PanamaVectorQ4KMatmulKernel F32 Γ— Q4_K matmul at LLM shapes

GOP/s

higher is better

engine-kernel-matmul

Direct Fp32MatmulKernel (scalar vs panama-vector)

GFLOPS

higher is better

engine-bf16-matmul

Bf16MatmulKernel F32 Γ— BF16-packed matmul (scalar vs panama-vector)

GFLOPS

higher is better

engine-q8-matmul

Q8_0MatmulKernel F32 Γ— Q8_0-packed matvec (scalar vs panama-vector)

GOP/s

higher is better

engine-elementwise-add

ctx.ops.add on 1M FP32 elements

M elements/s

higher is better

engine-reductions-sum

ctx.ops.sum on 1M FP32 elements

M elements/s

higher is better

engine-reductions-mean

ctx.ops.mean on 1M FP32 elements

M elements/s

higher is better

Each scenario is wired up as a Phoronix test profile under benchmarks/openbenchmarking/profiles/ and bundled into a single suite benchmarks/openbenchmarking/suites/skainet-engine-suite/.

Headline vs secondary metrics

  • Headline β€” throughput on the steady-state full lane (i.e. 3 warmups
    5 measured runs at the manifest’s full shapes). Suitable for cross-release comparisons and OpenBenchmarking publication.

  • Secondary β€” smoke-mode values from CI on ubuntu-latest. These exist to catch obvious regressions in the harness and JSON schema. They are not publishable; virtualized cloud runners are too noisy and the shapes are deliberately small.

A run is automatically flagged with "unstable": true in its BenchmarkRecord when the coefficient of variation exceeds 3%. Unstable records should be excluded from public leaderboards.

Lanes

Lane Trigger Notes

Smoke (ubuntu-latest)

pull_request, push to main, workflow_dispatch

.github/workflows/engine-benchmarks.yml#smoke-ubuntu-latest

Full (self-hosted)

release, workflow_dispatch

.github/workflows/engine-benchmarks.yml#full-self-hosted β€” needs the skainet-bench-linux-x86 runner label

The full lane currently runs on a Linux x86 host with an AVX2-capable CPU. macOS Arm64 and Linux Arm64 lanes are tracked as follow-ups in the engine benchmark PRD.

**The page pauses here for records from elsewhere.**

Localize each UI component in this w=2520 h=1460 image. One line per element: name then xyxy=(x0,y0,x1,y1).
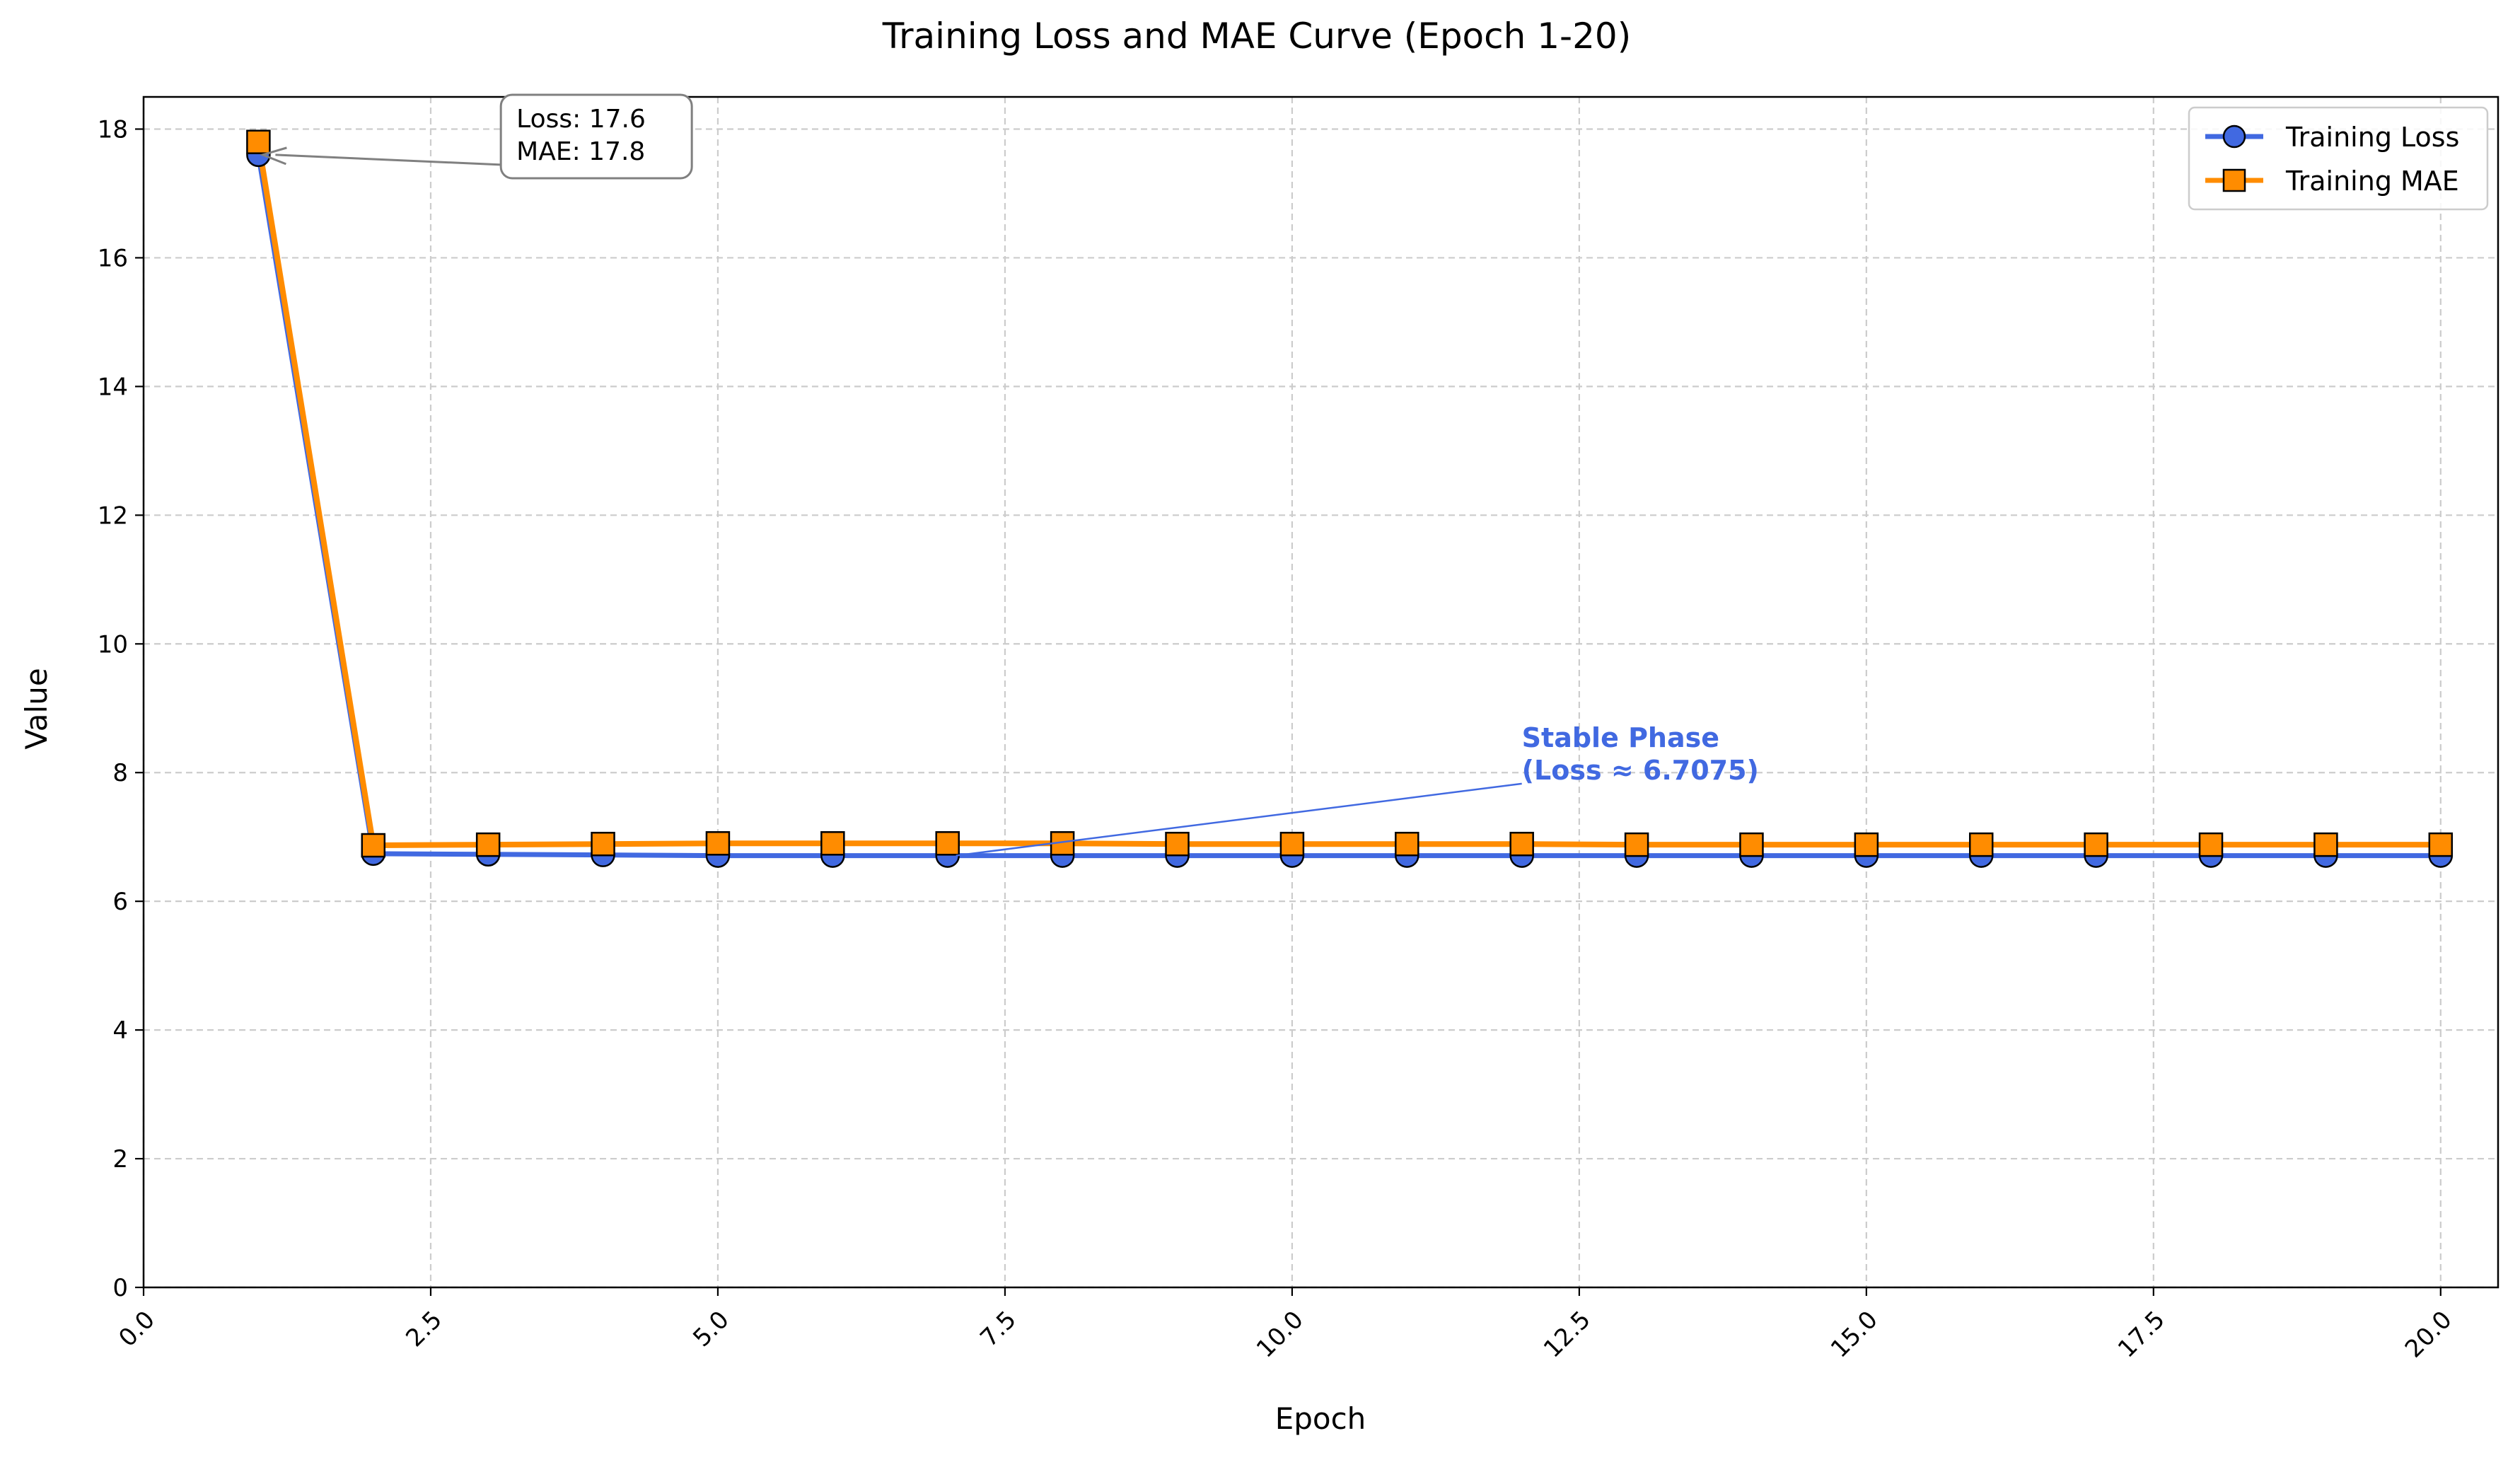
x-tick-label: 2.5 xyxy=(400,1306,448,1353)
legend-label-mae: Training MAE xyxy=(2285,166,2459,197)
mae-point xyxy=(1624,832,1649,857)
x-tick-label: 5.0 xyxy=(687,1306,735,1353)
mae-point xyxy=(246,129,271,154)
mae-point xyxy=(1854,832,1879,857)
x-tick-label: 0.0 xyxy=(113,1306,161,1353)
series-line-training-mae xyxy=(255,141,2441,849)
x-axis-label: Epoch xyxy=(1275,1401,1366,1436)
stable-phase-text: Stable Phase xyxy=(1522,722,1719,753)
annotation-text: Loss: 17.6 xyxy=(516,105,646,134)
grid-lines xyxy=(142,97,2498,1289)
mae-point xyxy=(1165,831,1190,857)
mae-point xyxy=(705,831,731,856)
y-tick-label: 8 xyxy=(112,759,128,787)
y-tick-label: 2 xyxy=(112,1145,128,1174)
annotation-arrow xyxy=(275,153,501,166)
y-axis-label: Value xyxy=(19,668,54,749)
mae-point xyxy=(1509,831,1534,857)
x-tick-label: 7.5 xyxy=(975,1306,1022,1353)
legend-box xyxy=(2188,106,2489,211)
x-tick-label: 12.5 xyxy=(1538,1306,1596,1364)
mae-point xyxy=(361,833,386,858)
mae-point xyxy=(1279,831,1305,857)
annotation-box xyxy=(499,93,693,180)
y-tick-label: 14 xyxy=(98,373,128,401)
mae-point xyxy=(475,832,501,857)
x-tick-label: 15.0 xyxy=(1825,1306,1883,1364)
y-tick-label: 16 xyxy=(98,244,128,272)
mae-point xyxy=(1739,832,1764,857)
legend-marker-mae xyxy=(2222,168,2246,192)
chart-title: Training Loss and MAE Curve (Epoch 1-20) xyxy=(882,16,1631,57)
series-line-training-loss xyxy=(255,154,2441,859)
mae-point xyxy=(1968,832,1994,857)
y-tick-label: 18 xyxy=(98,115,128,144)
stable-phase-text: (Loss ≈ 6.7075) xyxy=(1522,755,1759,786)
x-tick-label: 17.5 xyxy=(2113,1306,2171,1364)
stable-phase-arrow xyxy=(956,782,1522,857)
mae-point xyxy=(820,831,845,856)
mae-point xyxy=(1395,831,1419,857)
x-tick-label: 20.0 xyxy=(2400,1306,2458,1364)
mae-point xyxy=(2198,832,2224,857)
legend: Training Loss Training MAE xyxy=(2188,106,2489,211)
mae-point xyxy=(2428,832,2454,857)
y-tick-label: 10 xyxy=(98,630,128,659)
legend-marker-loss xyxy=(2222,124,2246,149)
annotation-arrowhead xyxy=(259,146,287,166)
annotation-layer: Loss: 17.6 MAE: 17.8 Stable Phase(Loss ≈ 6… xyxy=(259,93,1759,857)
mae-point xyxy=(2084,832,2108,857)
axis-ticks: 0.0 2.5 5.0 7.5 10.0 12.5 15.0 17.5 20.0 0 2 4 6 8 10 1… xyxy=(98,115,2458,1363)
annotation-text: MAE: 17.8 xyxy=(516,137,645,166)
mae-point xyxy=(2313,832,2338,857)
y-tick-label: 4 xyxy=(112,1016,128,1045)
series-layer xyxy=(246,129,2454,868)
y-tick-label: 12 xyxy=(98,502,128,530)
y-tick-label: 0 xyxy=(112,1274,128,1302)
x-tick-label: 10.0 xyxy=(1251,1306,1309,1364)
legend-label-loss: Training Loss xyxy=(2285,122,2459,153)
mae-point xyxy=(591,831,615,857)
mae-point xyxy=(935,831,960,856)
y-tick-label: 6 xyxy=(112,888,128,916)
plot-frame xyxy=(142,95,2499,1289)
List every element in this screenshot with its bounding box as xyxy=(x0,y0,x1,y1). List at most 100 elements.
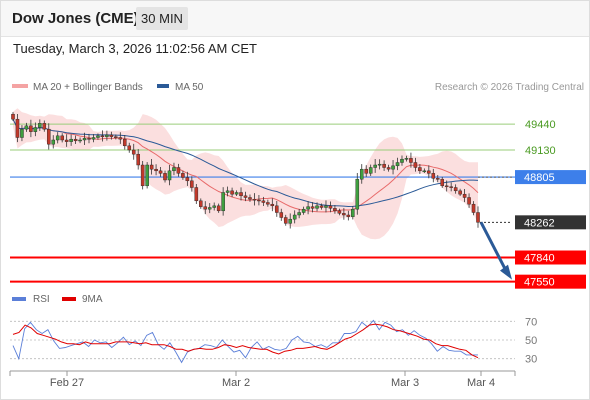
candle-body xyxy=(64,139,69,142)
candle xyxy=(78,137,82,144)
candle-body xyxy=(239,192,243,197)
candle-body xyxy=(140,164,145,187)
candle xyxy=(297,208,301,219)
candle xyxy=(422,168,427,174)
candle xyxy=(149,159,154,175)
candle xyxy=(127,142,132,153)
candle-body xyxy=(100,135,105,138)
candle-body xyxy=(377,163,382,166)
candle-body xyxy=(449,186,453,188)
candle xyxy=(377,159,382,170)
candle xyxy=(216,203,221,213)
candle xyxy=(243,191,248,202)
candle xyxy=(158,167,163,177)
candle-body xyxy=(346,214,351,217)
candle-body xyxy=(96,135,100,138)
candle xyxy=(230,187,234,198)
candle-body xyxy=(306,206,310,210)
candle xyxy=(15,114,20,143)
candle-body xyxy=(279,212,284,218)
pivot-badge xyxy=(515,170,586,185)
candle-body xyxy=(194,187,199,202)
candle-body xyxy=(230,190,234,195)
candle-body xyxy=(47,128,51,145)
candle xyxy=(476,206,480,228)
candle xyxy=(185,171,190,186)
candle-body xyxy=(283,217,288,224)
candle xyxy=(181,170,185,180)
header-bar: Dow Jones (CME) 30 MIN xyxy=(0,0,590,37)
candle xyxy=(225,186,230,197)
candle-body xyxy=(301,208,306,213)
candle-body xyxy=(400,158,404,163)
candle-body xyxy=(373,164,377,168)
candle-body xyxy=(20,128,24,138)
candle xyxy=(47,123,51,150)
candle-body xyxy=(105,134,109,137)
candle-body xyxy=(342,213,346,216)
candle xyxy=(100,130,105,142)
candle-body xyxy=(172,167,176,172)
candle xyxy=(123,135,127,150)
candle xyxy=(167,165,172,186)
candle-body xyxy=(409,158,413,163)
candle xyxy=(324,200,328,213)
candle xyxy=(42,120,47,132)
candle-body xyxy=(221,192,225,212)
candle xyxy=(368,164,373,176)
candle xyxy=(163,170,167,183)
candle-body xyxy=(319,205,324,208)
rsi-9ma-line xyxy=(12,323,479,359)
candle-body xyxy=(458,190,462,195)
candle xyxy=(55,132,60,144)
candle xyxy=(355,173,360,215)
candle-body xyxy=(207,207,212,210)
candle xyxy=(11,112,15,122)
time-tick-label: Mar 4 xyxy=(467,377,495,389)
candle-body xyxy=(190,180,194,188)
candle xyxy=(109,131,114,140)
candle-body xyxy=(158,170,163,174)
candle xyxy=(333,205,337,214)
timeframe-button[interactable]: 30 MIN xyxy=(136,7,188,30)
candle-body xyxy=(413,162,418,168)
candle xyxy=(73,135,78,145)
candle-body xyxy=(11,113,15,120)
candle-body xyxy=(395,162,400,167)
support-badge xyxy=(515,274,586,289)
candle-body xyxy=(131,149,136,155)
candle-body xyxy=(163,173,167,181)
candle-body xyxy=(252,198,257,201)
candle-body xyxy=(38,123,42,128)
candle xyxy=(435,175,440,183)
candle xyxy=(69,134,73,146)
candle xyxy=(82,132,87,146)
candle xyxy=(337,208,342,216)
candle-body xyxy=(404,158,409,160)
candle-body xyxy=(261,200,266,203)
legend-label-rsi: RSI xyxy=(33,294,50,305)
candle xyxy=(239,187,243,201)
candle-body xyxy=(467,197,471,205)
candle xyxy=(427,165,431,179)
candle-body xyxy=(225,190,230,193)
candle-body xyxy=(351,208,355,217)
candle-body xyxy=(118,137,123,140)
candle-body xyxy=(123,138,127,147)
rsi-tick-label: 30 xyxy=(525,354,537,366)
candle xyxy=(29,119,33,138)
candle-body xyxy=(60,135,64,141)
candle-body xyxy=(476,212,480,223)
candle-body xyxy=(69,138,73,142)
candle xyxy=(105,130,109,141)
candle xyxy=(395,157,400,171)
candle xyxy=(51,135,56,149)
datetime-label: Tuesday, March 3, 2026 11:02:56 AM CET xyxy=(13,41,257,56)
pivot-label: 48805 xyxy=(524,172,555,184)
candle xyxy=(212,202,216,211)
candle-body xyxy=(422,170,427,173)
candle-body xyxy=(55,135,60,141)
candle-body xyxy=(87,138,91,140)
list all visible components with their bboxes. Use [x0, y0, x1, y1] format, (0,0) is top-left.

Reproducing a public run locally

Prerequisites: JDK 21 or newer, Phoronix Test Suite (optional, only required to validate the local PTS profiles).

# 1. Build the publication harness.
./gradlew :skainet-backends:benchmarks:jvm-cpu-publish:shadowJar

# 2. Smoke run (β‰ˆ30 s; same shape as the CI smoke job).
./scripts/run_engine_smoke.sh

# 3. Full run (β‰ˆminutes; same shape as the self-hosted lane).
./scripts/run_engine_benchmarks.sh

# 4. Inspect the JSON record for a single scenario.
ls out/engine
cat out/engine/<TIMESTAMP>/engine-fp32-gemm-panama.json

To install Phoronix Test Suite on Ubuntu 24.04+ (not in the default repos):

./scripts/install_pts.sh
./scripts/validate_pts_profiles.sh

To register this machine as the official self-hosted runner:

GH_RUNNER_TOKEN=<token from repo Settings -> Actions -> Runners> \
  REPO=ainet-sk/SKaiNET \
  ./scripts/register_bench_runner.sh

Result record schema

Every scenario emits a BenchmarkRecord JSON (schema version 1.0.0) with top-level runtime, system, config, metrics, and samples fields. The full schema is defined under skainet-backends/benchmarks/jvm-cpu-publish/src/main/kotlin/sk/ainet/bench/publish/schema/.

Records are deliberately self-describing β€” they carry the SKaiNET commit, JVM args, kernel-provider list, CPU model, JDK version, and every raw sample so a third party can spot-check a published result without re-running the suite.

Methodology pinning

All shapes, warmup/measured counts, JVM flags, and the schema version are pinned in benchmarks/manifests/engine-release.yml. Bumping any value in that manifest is a methodology change β€” bump the manifest_version and call it out in the release notes so historical comparisons don’t silently break.